US service sector growth slows to weakest since August 2016

US producer prices climb more than expected in June

Growth in the all-important US services sector slowed to its weakest level in nearly three years in July, adding to the run of soft economic data that have raised concerns over the outlook for the world’s most important economy.

The Institute for Supply Management on Monday said its non-manufacturing index came in at 53.1 last month, the weakest pace since August 2016. That is down from 55.1 in June and confounded expectations for a slight rise to 55.5.

The slowdown takes the gauge closer to the 50 mark that separates expansion from contraction. The last time the index fell below the 50 level was in December 2009, during the global financial crisis.

“The non-manufacturing sector’s rate of growth continued to cool off. Respondents indicated ongoing concerns related to tariffs and employment resources,” said the report.

The services sector, which includes professional services, healthcare and other non-manufacturing industries, makes up about 80 per cent of US gross domestic product.

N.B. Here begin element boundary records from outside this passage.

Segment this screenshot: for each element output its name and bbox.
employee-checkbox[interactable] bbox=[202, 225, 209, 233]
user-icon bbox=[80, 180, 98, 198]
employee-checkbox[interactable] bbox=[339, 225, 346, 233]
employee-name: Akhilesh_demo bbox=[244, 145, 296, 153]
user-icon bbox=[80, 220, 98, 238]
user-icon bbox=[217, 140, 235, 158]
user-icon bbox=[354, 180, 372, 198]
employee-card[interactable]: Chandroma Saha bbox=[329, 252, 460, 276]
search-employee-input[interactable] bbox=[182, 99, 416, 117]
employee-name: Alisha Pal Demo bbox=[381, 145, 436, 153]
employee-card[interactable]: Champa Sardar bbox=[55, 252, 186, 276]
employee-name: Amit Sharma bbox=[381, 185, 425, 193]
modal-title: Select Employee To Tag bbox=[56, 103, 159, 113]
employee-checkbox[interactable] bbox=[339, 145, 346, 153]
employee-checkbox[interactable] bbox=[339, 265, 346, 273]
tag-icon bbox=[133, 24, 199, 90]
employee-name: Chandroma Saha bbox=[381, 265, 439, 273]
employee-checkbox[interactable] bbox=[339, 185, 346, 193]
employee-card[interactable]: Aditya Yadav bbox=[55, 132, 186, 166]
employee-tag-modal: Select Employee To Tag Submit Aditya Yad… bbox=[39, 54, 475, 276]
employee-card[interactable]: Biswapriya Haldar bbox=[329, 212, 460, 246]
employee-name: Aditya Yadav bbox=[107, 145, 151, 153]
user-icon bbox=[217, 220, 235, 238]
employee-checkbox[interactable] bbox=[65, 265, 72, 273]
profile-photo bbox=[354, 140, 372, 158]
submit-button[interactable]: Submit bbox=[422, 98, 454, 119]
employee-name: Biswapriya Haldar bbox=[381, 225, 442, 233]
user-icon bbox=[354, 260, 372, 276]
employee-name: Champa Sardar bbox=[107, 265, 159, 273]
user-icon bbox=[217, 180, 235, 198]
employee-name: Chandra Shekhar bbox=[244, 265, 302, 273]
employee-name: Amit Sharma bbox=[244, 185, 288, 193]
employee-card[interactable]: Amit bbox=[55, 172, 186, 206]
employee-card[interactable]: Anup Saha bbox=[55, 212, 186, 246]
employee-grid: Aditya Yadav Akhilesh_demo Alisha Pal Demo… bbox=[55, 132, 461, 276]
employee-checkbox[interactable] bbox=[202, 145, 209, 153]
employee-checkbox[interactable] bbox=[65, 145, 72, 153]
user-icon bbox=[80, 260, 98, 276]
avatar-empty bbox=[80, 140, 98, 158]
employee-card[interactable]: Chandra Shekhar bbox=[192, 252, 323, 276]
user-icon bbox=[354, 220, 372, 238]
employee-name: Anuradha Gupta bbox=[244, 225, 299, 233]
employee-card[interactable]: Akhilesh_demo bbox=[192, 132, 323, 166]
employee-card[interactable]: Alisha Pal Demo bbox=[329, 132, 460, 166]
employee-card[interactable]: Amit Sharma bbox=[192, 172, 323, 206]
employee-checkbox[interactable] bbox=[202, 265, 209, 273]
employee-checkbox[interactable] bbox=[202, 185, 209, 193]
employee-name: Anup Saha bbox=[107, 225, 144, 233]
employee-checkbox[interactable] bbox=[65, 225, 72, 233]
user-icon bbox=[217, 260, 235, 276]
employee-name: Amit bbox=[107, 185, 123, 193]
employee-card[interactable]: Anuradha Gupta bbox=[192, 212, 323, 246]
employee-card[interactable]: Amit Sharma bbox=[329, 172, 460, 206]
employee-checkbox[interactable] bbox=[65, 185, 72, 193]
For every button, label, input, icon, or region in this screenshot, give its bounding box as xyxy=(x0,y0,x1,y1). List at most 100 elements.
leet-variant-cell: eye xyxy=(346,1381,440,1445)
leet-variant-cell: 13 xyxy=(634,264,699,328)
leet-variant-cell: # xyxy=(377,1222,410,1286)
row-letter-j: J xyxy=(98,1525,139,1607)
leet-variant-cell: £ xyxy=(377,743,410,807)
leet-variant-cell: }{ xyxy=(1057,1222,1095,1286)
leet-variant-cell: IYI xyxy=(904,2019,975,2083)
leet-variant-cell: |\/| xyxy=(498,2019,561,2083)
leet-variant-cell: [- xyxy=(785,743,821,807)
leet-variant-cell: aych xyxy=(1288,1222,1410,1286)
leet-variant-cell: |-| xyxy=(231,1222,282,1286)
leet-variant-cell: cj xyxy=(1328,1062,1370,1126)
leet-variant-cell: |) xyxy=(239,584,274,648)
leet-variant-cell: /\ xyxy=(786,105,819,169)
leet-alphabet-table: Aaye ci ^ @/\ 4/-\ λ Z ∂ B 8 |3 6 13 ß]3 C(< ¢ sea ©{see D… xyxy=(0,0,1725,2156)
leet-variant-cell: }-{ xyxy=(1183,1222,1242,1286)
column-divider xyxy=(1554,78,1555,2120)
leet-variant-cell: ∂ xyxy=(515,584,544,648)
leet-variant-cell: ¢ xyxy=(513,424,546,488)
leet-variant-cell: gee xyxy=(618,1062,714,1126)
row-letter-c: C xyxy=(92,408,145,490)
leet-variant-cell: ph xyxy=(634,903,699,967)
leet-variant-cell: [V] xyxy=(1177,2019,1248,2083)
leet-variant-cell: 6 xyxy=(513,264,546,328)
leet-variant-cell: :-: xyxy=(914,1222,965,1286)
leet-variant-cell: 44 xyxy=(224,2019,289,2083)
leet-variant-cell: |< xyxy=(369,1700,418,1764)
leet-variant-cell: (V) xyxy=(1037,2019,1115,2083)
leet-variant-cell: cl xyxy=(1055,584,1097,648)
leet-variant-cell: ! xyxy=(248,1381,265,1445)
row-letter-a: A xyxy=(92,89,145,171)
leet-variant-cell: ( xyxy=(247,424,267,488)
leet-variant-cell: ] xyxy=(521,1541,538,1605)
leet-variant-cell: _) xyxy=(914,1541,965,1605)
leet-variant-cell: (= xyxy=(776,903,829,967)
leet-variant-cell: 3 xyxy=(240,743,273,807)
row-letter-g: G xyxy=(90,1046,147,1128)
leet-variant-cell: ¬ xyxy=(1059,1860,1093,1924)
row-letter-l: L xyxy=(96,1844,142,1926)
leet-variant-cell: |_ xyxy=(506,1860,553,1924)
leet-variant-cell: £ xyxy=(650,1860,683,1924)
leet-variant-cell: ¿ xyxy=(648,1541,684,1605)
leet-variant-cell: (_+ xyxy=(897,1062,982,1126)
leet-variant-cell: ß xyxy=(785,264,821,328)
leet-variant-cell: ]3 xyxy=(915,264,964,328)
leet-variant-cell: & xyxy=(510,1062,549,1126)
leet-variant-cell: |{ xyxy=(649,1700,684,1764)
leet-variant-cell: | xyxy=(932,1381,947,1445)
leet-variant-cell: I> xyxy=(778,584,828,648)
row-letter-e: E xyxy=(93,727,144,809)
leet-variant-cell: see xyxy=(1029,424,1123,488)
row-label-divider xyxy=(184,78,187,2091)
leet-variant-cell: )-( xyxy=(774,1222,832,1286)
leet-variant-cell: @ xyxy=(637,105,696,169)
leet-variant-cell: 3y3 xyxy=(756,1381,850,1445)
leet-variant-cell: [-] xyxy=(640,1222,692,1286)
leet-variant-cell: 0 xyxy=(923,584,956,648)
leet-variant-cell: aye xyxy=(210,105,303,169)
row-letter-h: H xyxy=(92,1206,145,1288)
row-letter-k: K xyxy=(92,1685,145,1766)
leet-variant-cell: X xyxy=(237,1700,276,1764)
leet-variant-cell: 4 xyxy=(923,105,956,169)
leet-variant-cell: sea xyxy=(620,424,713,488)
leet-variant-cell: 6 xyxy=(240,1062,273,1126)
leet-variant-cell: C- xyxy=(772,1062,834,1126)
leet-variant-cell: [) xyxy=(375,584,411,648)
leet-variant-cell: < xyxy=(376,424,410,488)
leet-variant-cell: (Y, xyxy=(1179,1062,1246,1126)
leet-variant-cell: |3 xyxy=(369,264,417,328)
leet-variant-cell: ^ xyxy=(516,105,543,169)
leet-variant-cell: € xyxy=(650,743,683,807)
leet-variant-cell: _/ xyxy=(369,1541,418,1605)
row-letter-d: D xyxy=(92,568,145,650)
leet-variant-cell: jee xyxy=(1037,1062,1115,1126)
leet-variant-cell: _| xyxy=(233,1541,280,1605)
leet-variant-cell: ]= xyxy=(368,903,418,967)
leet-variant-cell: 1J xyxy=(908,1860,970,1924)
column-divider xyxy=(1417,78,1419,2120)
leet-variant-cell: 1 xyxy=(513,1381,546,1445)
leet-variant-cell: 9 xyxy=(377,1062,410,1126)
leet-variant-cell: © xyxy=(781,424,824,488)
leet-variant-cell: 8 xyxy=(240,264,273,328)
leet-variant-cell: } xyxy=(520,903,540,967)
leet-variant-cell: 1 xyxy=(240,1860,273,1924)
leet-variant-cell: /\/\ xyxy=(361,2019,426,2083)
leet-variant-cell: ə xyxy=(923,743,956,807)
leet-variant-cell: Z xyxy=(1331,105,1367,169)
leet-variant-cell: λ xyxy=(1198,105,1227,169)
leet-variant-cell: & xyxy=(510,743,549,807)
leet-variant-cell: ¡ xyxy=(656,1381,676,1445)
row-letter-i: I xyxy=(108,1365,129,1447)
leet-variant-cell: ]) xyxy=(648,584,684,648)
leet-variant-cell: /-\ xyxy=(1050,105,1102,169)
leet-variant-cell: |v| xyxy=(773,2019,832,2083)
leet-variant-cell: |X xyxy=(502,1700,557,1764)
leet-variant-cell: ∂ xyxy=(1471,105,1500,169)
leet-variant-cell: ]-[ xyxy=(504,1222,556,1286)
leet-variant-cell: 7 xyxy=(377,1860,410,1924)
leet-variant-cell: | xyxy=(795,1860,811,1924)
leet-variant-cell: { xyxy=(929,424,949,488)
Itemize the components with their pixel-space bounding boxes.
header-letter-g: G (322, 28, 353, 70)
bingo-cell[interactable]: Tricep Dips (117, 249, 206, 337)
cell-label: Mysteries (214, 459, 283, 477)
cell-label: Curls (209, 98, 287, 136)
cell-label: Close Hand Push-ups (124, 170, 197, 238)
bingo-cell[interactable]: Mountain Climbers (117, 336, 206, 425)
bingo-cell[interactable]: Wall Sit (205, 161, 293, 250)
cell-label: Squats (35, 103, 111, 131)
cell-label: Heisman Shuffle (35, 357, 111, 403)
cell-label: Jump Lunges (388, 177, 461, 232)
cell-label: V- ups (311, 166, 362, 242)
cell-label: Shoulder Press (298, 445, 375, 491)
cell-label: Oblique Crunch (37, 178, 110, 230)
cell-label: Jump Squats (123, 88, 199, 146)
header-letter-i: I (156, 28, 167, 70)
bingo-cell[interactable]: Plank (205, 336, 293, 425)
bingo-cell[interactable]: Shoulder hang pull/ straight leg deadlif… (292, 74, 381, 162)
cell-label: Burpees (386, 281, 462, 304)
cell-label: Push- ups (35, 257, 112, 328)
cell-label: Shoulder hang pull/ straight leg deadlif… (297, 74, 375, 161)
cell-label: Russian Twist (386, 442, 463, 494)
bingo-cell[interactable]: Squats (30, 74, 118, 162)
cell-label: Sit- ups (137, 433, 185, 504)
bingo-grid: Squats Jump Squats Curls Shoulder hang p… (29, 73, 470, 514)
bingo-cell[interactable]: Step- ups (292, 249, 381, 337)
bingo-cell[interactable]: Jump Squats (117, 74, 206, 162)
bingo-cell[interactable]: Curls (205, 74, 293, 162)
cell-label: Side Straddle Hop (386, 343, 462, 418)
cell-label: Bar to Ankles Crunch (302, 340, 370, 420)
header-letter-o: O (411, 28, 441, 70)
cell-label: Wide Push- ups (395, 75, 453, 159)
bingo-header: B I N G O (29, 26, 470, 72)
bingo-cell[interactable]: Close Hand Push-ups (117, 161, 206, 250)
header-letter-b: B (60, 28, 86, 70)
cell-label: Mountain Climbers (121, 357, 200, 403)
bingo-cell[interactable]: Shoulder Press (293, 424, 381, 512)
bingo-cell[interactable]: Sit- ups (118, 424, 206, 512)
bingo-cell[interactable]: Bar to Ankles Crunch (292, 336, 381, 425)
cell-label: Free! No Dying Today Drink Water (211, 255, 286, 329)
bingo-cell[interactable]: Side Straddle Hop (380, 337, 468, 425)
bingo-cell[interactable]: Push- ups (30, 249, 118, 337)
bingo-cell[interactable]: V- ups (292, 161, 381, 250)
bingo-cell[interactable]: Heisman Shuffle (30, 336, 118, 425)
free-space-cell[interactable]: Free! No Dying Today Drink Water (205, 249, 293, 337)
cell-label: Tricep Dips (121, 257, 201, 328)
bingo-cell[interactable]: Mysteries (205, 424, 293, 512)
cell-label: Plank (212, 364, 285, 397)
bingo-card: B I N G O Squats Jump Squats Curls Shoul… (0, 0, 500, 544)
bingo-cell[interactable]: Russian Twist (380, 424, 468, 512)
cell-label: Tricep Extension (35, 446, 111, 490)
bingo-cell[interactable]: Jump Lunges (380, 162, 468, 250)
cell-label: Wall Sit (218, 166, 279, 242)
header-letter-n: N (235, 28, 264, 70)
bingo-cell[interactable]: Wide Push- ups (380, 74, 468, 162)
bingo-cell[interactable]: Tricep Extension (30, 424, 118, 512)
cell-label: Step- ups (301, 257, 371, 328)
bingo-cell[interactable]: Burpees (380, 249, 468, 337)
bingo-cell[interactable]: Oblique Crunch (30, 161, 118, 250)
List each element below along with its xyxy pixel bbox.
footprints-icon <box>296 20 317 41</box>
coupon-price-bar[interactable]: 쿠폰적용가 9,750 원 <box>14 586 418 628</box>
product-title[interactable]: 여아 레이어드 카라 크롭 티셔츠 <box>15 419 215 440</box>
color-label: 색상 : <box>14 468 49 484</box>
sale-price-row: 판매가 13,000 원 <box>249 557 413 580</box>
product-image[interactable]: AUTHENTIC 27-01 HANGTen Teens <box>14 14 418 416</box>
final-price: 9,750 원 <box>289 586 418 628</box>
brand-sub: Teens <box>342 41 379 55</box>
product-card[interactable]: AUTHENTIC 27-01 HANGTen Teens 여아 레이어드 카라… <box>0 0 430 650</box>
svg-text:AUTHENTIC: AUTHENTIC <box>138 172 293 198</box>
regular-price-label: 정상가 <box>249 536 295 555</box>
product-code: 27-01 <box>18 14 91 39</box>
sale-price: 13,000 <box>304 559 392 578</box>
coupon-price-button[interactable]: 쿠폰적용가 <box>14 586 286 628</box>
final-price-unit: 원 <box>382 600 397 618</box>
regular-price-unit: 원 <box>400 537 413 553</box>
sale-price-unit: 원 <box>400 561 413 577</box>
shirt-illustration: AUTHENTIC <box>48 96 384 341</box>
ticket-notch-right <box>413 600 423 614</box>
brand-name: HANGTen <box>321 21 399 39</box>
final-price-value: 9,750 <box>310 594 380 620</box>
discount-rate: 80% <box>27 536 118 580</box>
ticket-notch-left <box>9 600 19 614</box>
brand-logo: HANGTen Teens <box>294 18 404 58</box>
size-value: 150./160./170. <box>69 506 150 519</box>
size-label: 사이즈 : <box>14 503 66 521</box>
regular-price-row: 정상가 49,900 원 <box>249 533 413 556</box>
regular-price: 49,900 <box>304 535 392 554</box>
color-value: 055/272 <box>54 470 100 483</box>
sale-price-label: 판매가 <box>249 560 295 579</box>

The report comes after another ISM survey last week showed US manufacturing activity grew at its weakest pace in nearly three years and underscores how the strains from America’s trade war with China is taking its toll on business confidence and investment.

“On a quarterly average basis, the ISM non-manufacturing index has trending lower, consistent with decelerating real GDP growth. However, the June and July results by themselves points to an even sharper slowdown in economic growth,” said Joshua Shapiro, chief US economist at MFR.

Hopes for progress over US-China trade talks were dashed last week after President Donald Trump announced plans to push ahead with a 10 per cent tariff on $300bn of Chinese goods. China vowed to retaliate and on Monday allowed the renminbi to weaken below a key threshold level, signalling a willingness to use its currency as a weapon against the US.

The escalation in tension between the two countries triggered a sharp sell-off in global stocks and sent investors scrambling for the safety of haven assets such as Treasuries. It also clouded the outlook for US interest rates this year, with investors now betting Federal Reserve policymakers would have to aggressively cut rates over the next 12 months to contain the fallout from the trade dispute even as chairman Jay Powell signalled the rate cut in July did not mark the start of a lengthy easing cycle.